Víctor hace como don Reinaldo, se pone de pie y mira a Castillo sin poder disimular una enorme sonrisa de satisfacción:

—Castillo, creo que don Reinaldo quiere quedarse a solas —dice al tiempo que salen a toda prisa del despacho.

Una vez en el patio, y mientras el alguacil Castillo intenta evaluar las consecuencias que, sobre su carrera, tendrá aquello, Víctor se dirige directo hacia la barricada.

—¿Adónde va ese loco? —escucha decir al cabo de la Guardia Civil.

Una vez frente a los obreros que le increpan, Víctor, totalmente tranquilo, pregunta:

—¿Quién está al mando, compañeros? Tengo que hablar con él.

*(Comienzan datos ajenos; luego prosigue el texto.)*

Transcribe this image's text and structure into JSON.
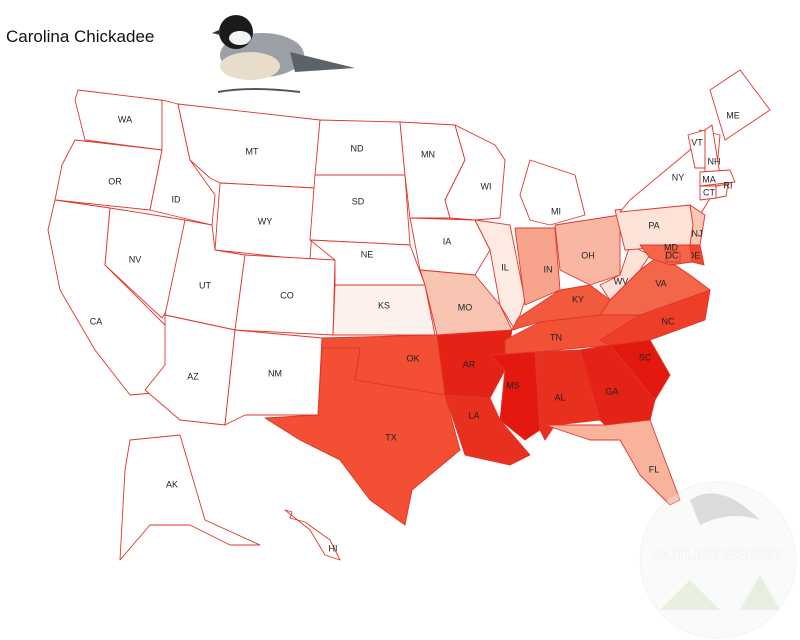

Todos señalan a un tipo recio, alto, de poblada barba que da un paso al frente.

—Un servidor —dice el minero.

—Víctor Ros, detective privado. Necesito hablar con un amigo vuestro: Vicente Hernández Gil. ¿Serás tan amable de decirle que necesito verle? Me hospedo en Oviedo, en la posada La Gran Vía, está en el Campo de la Lana. No tiene pérdida.

—¿Sólo eso?

—No; mucha suerte, compañeros. ¡No os rindáis! —grita Víctor, que sube al coche de punto jaleado por los manifestantes.

Castillo percibe que don Reinaldo lo ha visto todo desde su inmenso ventanal. «De ésta te quedas sin trabajo», piensa para sí.